All rangers must first undergo a state and national background checks and investigation and hold a current Arizona Concealed Weapon Permit. They also must be 21 or older and live in Arizona at least six months out of the year.

Joining the Rangers costs not only time but money.

Rangers pay for their own uniform and equipment, including a duty belt, body armor, weapons and ammunition – which, altogether, can average $2,500, Ramirez said.

Many rangers have previous law enforcement or military experience but they come from all walks of life, Fox said.

Although rangers have helped law enforcement agencies with services such as foot patrols, bailiff duty, prisoner transport and traffic control, most of what the East Valley Company does nowadays is provide security detail. That includes helping the Pinal County Sheriff’s Department with the annual County Thunder concert event outside of Florence.

“We help out youth organizations like Sunshine Acres, a group home for kids,” Fox said. “We provide security for them annually but other areas we provide security is at MADD classes. We do that on an almost weekly basis. And some of the food banks need security. One of them is not in the best area.”

Because the East Valley Company is located in metropolitan Phoenix, which is populated by large law-enforcement agencies, ranger services are rarely requested.

“Arizona Rangers here in Maricopa County area do not get utilized by law enforcement as much as I think they should,” Ramirez said. “The reason, in my opinion, is they have enough manpower.”

Many Valley agencies have their own volunteer help such as the Maricopa County Sheriff’s Posse and the Phoenix Police Reserve force.

Tucson Police has called upon the Rangers but mostly for security with events, according to police spokesman Ray Smith.

“The assistance they provide is limited but it’s a welcome help for us,” the officer said.

It’s in the smaller communities such as Bisbee, Tombstone, Benson, Sedona and Sierra Vista where the Arizona Rangers play a large role in law enforcement, Ramirez said.

“If you go to Tombstone on any weekend, Arizona Rangers are patrolling down there and also in Sedona,” he said. “They are walking a foot beat and are very much a help because of manpower issues.

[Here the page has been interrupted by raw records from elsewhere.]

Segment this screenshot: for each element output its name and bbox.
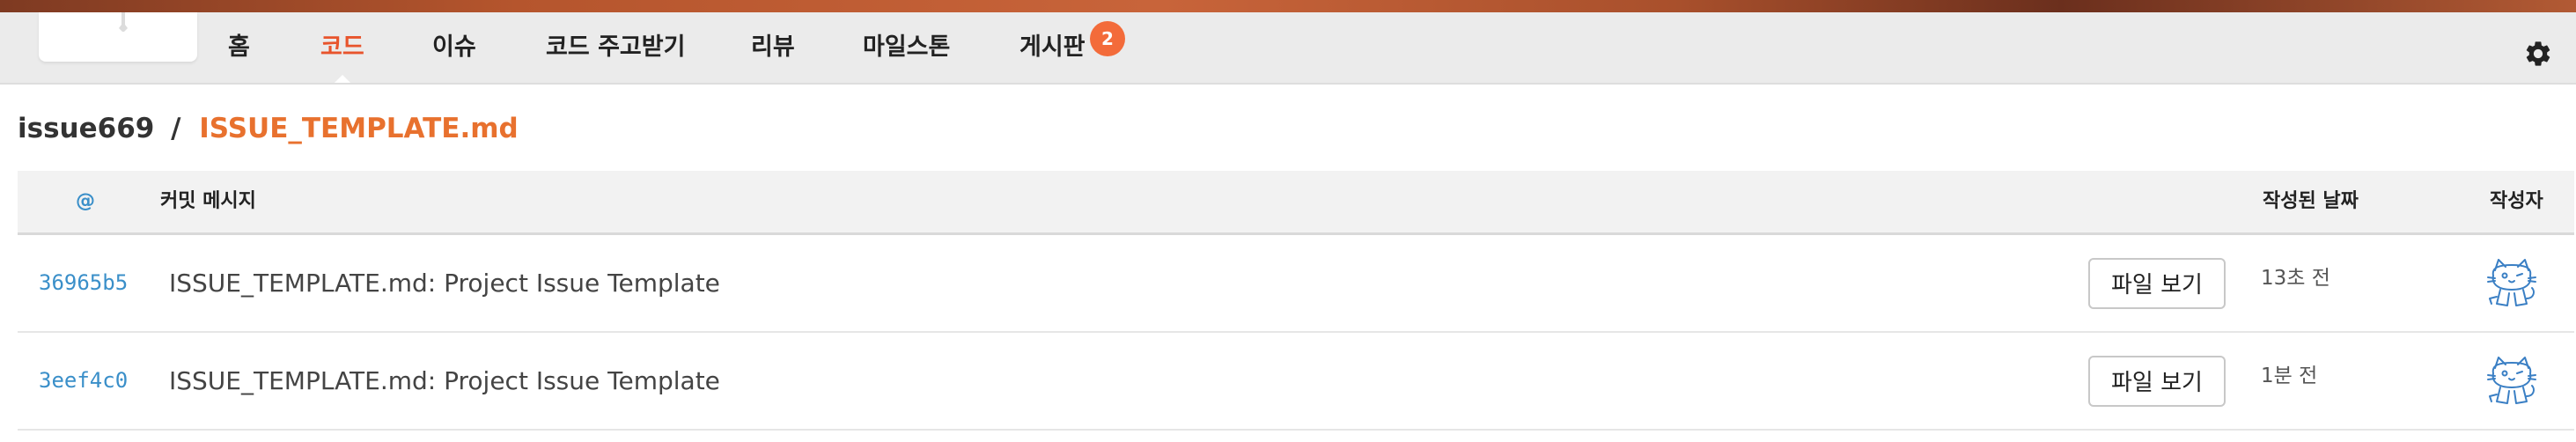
nav-milestones[interactable]: 마일스톤	[863, 12, 950, 83]
nav-board[interactable]: 게시판	[1019, 12, 1086, 83]
nav-home[interactable]: 홈	[228, 12, 250, 83]
gear-icon[interactable]	[2523, 39, 2553, 69]
breadcrumb: issue669 / ISSUE_TEMPLATE.md	[18, 107, 519, 150]
board-count-badge: 2	[1090, 21, 1125, 56]
header-author: 작성자	[2490, 190, 2543, 212]
table-header: @ 커밋 메시지 작성된 날짜 작성자	[18, 171, 2574, 235]
nav-review[interactable]: 리뷰	[751, 12, 795, 83]
nav-code[interactable]: 코드	[320, 12, 364, 83]
breadcrumb-file[interactable]: ISSUE_TEMPLATE.md	[199, 113, 518, 144]
table-row: 36965b5 ISSUE_TEMPLATE.md: Project Issue…	[18, 235, 2574, 333]
header-banner	[0, 0, 2576, 12]
logo-mark-icon	[104, 12, 143, 39]
breadcrumb-separator: /	[171, 113, 181, 144]
table-row: 3eef4c0 ISSUE_TEMPLATE.md: Project Issue…	[18, 333, 2574, 431]
view-file-button[interactable]: 파일 보기	[2088, 356, 2226, 407]
header-message: 커밋 메시지	[160, 190, 256, 212]
cat-avatar-icon[interactable]	[2483, 352, 2541, 410]
breadcrumb-repo[interactable]: issue669	[18, 113, 154, 144]
project-logo[interactable]	[39, 12, 197, 62]
project-nav-bar: 홈 코드 이슈 코드 주고받기 리뷰 마일스톤 게시판 2	[0, 12, 2576, 85]
commit-date: 1분 전	[2261, 365, 2318, 387]
nav-pull-requests[interactable]: 코드 주고받기	[546, 12, 685, 83]
commit-date: 13초 전	[2261, 267, 2330, 290]
commit-history-table: @ 커밋 메시지 작성된 날짜 작성자 36965b5 ISSUE_TEMPLA…	[18, 171, 2574, 431]
nav-issues[interactable]: 이슈	[432, 12, 476, 83]
commit-message: ISSUE_TEMPLATE.md: Project Issue Templat…	[169, 366, 720, 395]
commit-sha-link[interactable]: 3eef4c0	[39, 333, 128, 429]
commit-sha-link[interactable]: 36965b5	[39, 235, 128, 331]
view-file-button[interactable]: 파일 보기	[2088, 258, 2226, 309]
header-sha: @	[76, 190, 95, 212]
cat-avatar-icon[interactable]	[2483, 254, 2541, 313]
header-date: 작성된 날짜	[2263, 190, 2359, 212]
commit-message: ISSUE_TEMPLATE.md: Project Issue Templat…	[169, 269, 720, 298]
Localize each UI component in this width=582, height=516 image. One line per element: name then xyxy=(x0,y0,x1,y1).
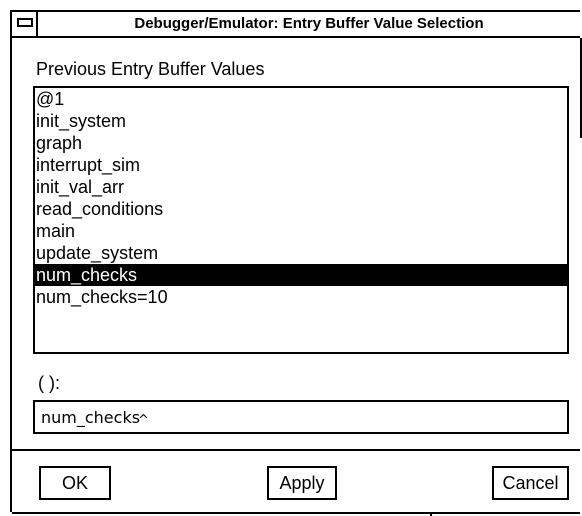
window-menu-icon xyxy=(17,18,33,27)
entry-label: ( ): xyxy=(38,373,60,393)
entry-buffer-input[interactable]: num_checks ^ xyxy=(33,400,569,434)
list-item[interactable]: graph xyxy=(35,132,567,154)
list-item[interactable]: interrupt_sim xyxy=(35,154,567,176)
list-item[interactable]: num_checks=10 xyxy=(35,286,567,308)
list-item[interactable]: init_system xyxy=(35,110,567,132)
window-menu-button[interactable] xyxy=(12,12,38,36)
list-item[interactable]: main xyxy=(35,220,567,242)
ok-button[interactable]: OK xyxy=(39,466,111,500)
window-bottom-edge xyxy=(12,512,580,514)
list-item[interactable]: read_conditions xyxy=(35,198,567,220)
window-bottom-tick xyxy=(430,512,432,516)
list-item[interactable]: update_system xyxy=(35,242,567,264)
title-bar[interactable]: Debugger/Emulator: Entry Buffer Value Se… xyxy=(12,12,580,38)
text-cursor: ^ xyxy=(138,413,149,428)
entry-buffer-value: num_checks xyxy=(41,408,141,427)
list-item[interactable]: init_val_arr xyxy=(35,176,567,198)
button-separator xyxy=(12,449,580,451)
history-label: Previous Entry Buffer Values xyxy=(36,59,265,79)
dialog-window: Debugger/Emulator: Entry Buffer Value Se… xyxy=(10,10,582,516)
list-item[interactable]: num_checks xyxy=(35,264,567,286)
list-item[interactable]: @1 xyxy=(35,88,567,110)
window-title: Debugger/Emulator: Entry Buffer Value Se… xyxy=(134,15,484,32)
cancel-button[interactable]: Cancel xyxy=(492,466,569,500)
history-listbox[interactable]: @1 init_system graph interrupt_sim init_val_… xyxy=(33,86,569,354)
apply-button[interactable]: Apply xyxy=(267,466,337,500)
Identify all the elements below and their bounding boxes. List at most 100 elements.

It’s a very unique type of volunteer work they do that puts them in situations where they can get hurt.”

“These guys volunteering to help law enforcement in the state are just in as much risk,” Ramirez said. “People think these men who volunteer are crazy but it’s a calling. They do it to help the state.”

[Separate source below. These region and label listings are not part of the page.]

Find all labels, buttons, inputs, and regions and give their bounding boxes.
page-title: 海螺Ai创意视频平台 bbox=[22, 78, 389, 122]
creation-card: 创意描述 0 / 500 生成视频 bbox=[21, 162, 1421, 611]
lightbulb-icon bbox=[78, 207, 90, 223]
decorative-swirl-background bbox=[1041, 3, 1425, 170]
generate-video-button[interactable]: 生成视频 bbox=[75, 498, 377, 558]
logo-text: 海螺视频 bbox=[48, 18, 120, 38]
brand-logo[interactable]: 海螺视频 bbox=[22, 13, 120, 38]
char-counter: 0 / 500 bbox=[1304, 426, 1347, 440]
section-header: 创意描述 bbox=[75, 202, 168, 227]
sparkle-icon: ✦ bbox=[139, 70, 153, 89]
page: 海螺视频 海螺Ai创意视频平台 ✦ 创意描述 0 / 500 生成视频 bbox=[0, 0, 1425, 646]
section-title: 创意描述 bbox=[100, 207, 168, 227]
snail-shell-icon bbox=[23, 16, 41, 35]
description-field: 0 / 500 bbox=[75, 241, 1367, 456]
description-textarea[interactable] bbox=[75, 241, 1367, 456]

Ramirez, a former Washington, D.C. cop who is now a Mesa attorney, said he never heard of the Arizona Rangers until 2013, while working as a private investigator and insurance adjuster.

“One of my clients called me,” he recalled. “And said, ‘hey, we got an unusual case. This guy said he was burglarized and they took things out of his house but I’m confused because he said he had body armor, a duty belt and all this law-enforcement-related equipment. We think police officers are usually given that by the department and we don’t think we have to pay for it.’ And as a former cop, I agreed.”

So, Ramirez met with the man to find out what was going on with the insurance claim.

“I asked him, ‘if you got body armor and a gun and a duty belt, are you police?’” he said.

The man responded he was the captain of the Arizona Rangers’ East Valley Company and all the stolen equipment came out of his own pocket. After learning more about the Rangers, Ramirez told the man, “Where is the application? Sign me up.”

Ramirez volunteers from 20 to 24 hours a month with the Rangers.

“I do criminal defense, personal injury and civil rights,” he said. “It’s a very fine line and obviously even though I defend people accused of a crime, I support law enforcement. It’s key to keeping my family safe.”